Force generate by compressed nitrogen at different volume

[yudhichen]

Dear All,

I have a question regarding compressed gas. I'm doing some experiment for testing some seal (see hatch area on sketch below) at 10,000PSI by using nitrogen gas. in this experiment, i accidentally got some different result based on two different situation. you can see my experiment sketch in this picture.

case 1:
I apply nitrogen at confined space with volume 1 (V[sub]1[/sub]) to reach 10,000PSI at room temperature. the seal was able to sustain 10,000PSI without leakage.
case 2:
I apply nitrogen at confined space with volume 2 (V[sub]2[/sub]) which i'm sure larger than V[sub]1[/sub] to reach 10,000PSI at room temperature. It took longer time to build up pressure than case 1 (longer time leads to more consumption of nitrogen gas occupied at confined space) and the seal was only capable to sustain up to 8,000PSI before it leak.

from this two experiment, one thing that I'm sure, even at the same pressure, the seal shall be exposed to higher load at case 2 with bigger volume. Any body can help me to explain why and what is load comparison [in force unit, e.g. lbf] that exposed to the seal?

I try to get some sense from ideal gas law PV = mRT. in this particular case, i can cancel out pressure (P), R, and temperature (T) since this experiment was done at room temperature ambient and same pressure 10,000PSI, which leaves volume (V) and mass (m).

then i compare case 1 and case 2: V[sub]1[/sub]/m[sub]1[/sub] = V[sub]2[/sub]/m[sub]2[/sub].
if V[sub]1[/sub] = 10cu.in., V[sub]2[/sub] = 1,700cu.in. then m[sub]2[/sub] shall be 170 times of m[sub]1[/sub].

from this idea, i'm thinking that the load that exposed to the seal in case 2 shall be 170 times higher than case 1. Can somebody help me to cross check my understanding or correct me on how do i get load comparison between these 2 cases? Do i need to consider Z (compressibility factor) in this situation?

 

[marty007]

Generally, as long as the seal is the same diameter and geometry, volume should have no impact on the seal. All that matters is the local pressure acting on the seal, and any external loads (piping loads for example).

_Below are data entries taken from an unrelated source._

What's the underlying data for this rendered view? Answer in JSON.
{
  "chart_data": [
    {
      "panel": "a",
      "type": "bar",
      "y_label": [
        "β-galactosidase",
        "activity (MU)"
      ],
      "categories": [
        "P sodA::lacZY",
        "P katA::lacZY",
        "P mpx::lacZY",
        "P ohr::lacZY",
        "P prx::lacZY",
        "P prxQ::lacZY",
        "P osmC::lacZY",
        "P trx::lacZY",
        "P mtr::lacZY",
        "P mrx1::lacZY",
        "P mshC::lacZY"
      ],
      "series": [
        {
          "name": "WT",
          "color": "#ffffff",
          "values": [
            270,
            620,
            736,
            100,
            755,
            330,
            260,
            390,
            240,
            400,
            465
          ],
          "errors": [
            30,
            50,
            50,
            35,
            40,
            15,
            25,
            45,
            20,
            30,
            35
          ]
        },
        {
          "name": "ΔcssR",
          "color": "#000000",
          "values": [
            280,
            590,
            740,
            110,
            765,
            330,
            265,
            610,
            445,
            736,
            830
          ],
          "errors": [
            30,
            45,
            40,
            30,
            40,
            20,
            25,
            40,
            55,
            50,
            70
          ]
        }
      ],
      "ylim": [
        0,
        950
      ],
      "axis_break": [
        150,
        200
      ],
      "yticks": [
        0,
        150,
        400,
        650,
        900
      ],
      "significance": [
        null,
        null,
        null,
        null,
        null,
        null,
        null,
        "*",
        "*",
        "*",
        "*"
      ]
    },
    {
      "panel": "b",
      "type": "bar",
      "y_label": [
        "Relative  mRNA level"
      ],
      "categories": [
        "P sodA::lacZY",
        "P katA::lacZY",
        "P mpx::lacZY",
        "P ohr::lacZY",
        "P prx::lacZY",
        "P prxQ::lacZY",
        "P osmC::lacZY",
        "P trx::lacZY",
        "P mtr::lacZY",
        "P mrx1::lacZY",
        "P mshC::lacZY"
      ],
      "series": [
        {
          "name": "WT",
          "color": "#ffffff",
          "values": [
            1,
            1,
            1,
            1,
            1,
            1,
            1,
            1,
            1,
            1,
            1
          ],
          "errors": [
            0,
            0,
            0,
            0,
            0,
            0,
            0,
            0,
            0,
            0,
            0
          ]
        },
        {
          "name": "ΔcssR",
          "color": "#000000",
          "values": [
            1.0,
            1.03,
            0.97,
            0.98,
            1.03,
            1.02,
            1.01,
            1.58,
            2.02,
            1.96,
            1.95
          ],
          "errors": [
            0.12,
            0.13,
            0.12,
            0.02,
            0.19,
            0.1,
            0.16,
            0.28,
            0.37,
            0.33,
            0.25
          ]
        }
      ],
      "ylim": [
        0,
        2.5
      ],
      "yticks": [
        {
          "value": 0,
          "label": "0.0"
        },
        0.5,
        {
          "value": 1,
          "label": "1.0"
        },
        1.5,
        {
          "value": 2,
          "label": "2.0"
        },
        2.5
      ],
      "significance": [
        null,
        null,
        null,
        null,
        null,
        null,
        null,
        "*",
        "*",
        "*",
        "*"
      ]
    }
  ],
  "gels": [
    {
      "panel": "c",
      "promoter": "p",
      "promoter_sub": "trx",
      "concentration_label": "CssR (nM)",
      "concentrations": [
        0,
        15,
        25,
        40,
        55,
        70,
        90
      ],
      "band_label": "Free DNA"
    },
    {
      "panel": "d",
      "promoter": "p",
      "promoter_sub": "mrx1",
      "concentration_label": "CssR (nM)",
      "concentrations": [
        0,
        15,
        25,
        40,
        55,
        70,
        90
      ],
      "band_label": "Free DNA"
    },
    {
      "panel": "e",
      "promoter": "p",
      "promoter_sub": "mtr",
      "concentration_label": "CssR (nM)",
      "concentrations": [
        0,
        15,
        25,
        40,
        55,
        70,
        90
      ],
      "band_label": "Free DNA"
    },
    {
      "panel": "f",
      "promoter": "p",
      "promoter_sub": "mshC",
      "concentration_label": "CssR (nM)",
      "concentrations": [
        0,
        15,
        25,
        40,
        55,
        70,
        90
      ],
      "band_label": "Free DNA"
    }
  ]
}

Where is the component supported in the two experiments?

Is it at the same temperature?

 

[yudhichen]

Dear marty007,

Thanks for sharing some thought.

Actually, i also think that volume has no impact to the seal.
however, these two results made me think that volume (V) might play some role on it as bigger volume shall expose more load to the seal.
you can see this sketch how i perform the experiment.

the green hatch is the confined volume where i pressurize the seal. as i explain, case 1, the seal can sustain up to 10ksi,
while case 2, seal only sustain up to 8ksi.
Since case 2 has big volume (V[sub]2[/sub] = 170 times of V[sub]1[/sub]), i notice it takes time to pump the nitrogen to that cavity (and consume more gas as well).
those experiments were run at the same temperature.

Do you think volume has no impact on this case?

 

[LittleInch]

The key difference is the force on plug 2 in case 2. This will cause a bending moment on item 1 which isn't there in case 1. I suspect this is the cause of your difference. 10000 psi is a lot of force on that plug

Remember - More details = better answers
Also: If you get a response it's polite to respond to it.

 

[marty007]

Those are two completely different loading cases, but volume is not the thing causing you trouble. LittleInch is exactly right.

In case 2, you are adding significantly more axial force on the plug, which translates to the seal. The additional force will be (pi/4)*D^2*(10,000 psi).

Even if your vessel only has an ID of 2in, you would be talking about 31,416 pounds of additional force, this is significant!

 

[yudhichen]

Dear all,

Now i think this become make sense.
I elaborate both of your comments, seems that 'plug 2' is the culprit.
I add some dimension for better comparison, it gives more than 50% additional load to the seal.

Anyway, thanks for the input. it proves that volume has no issue.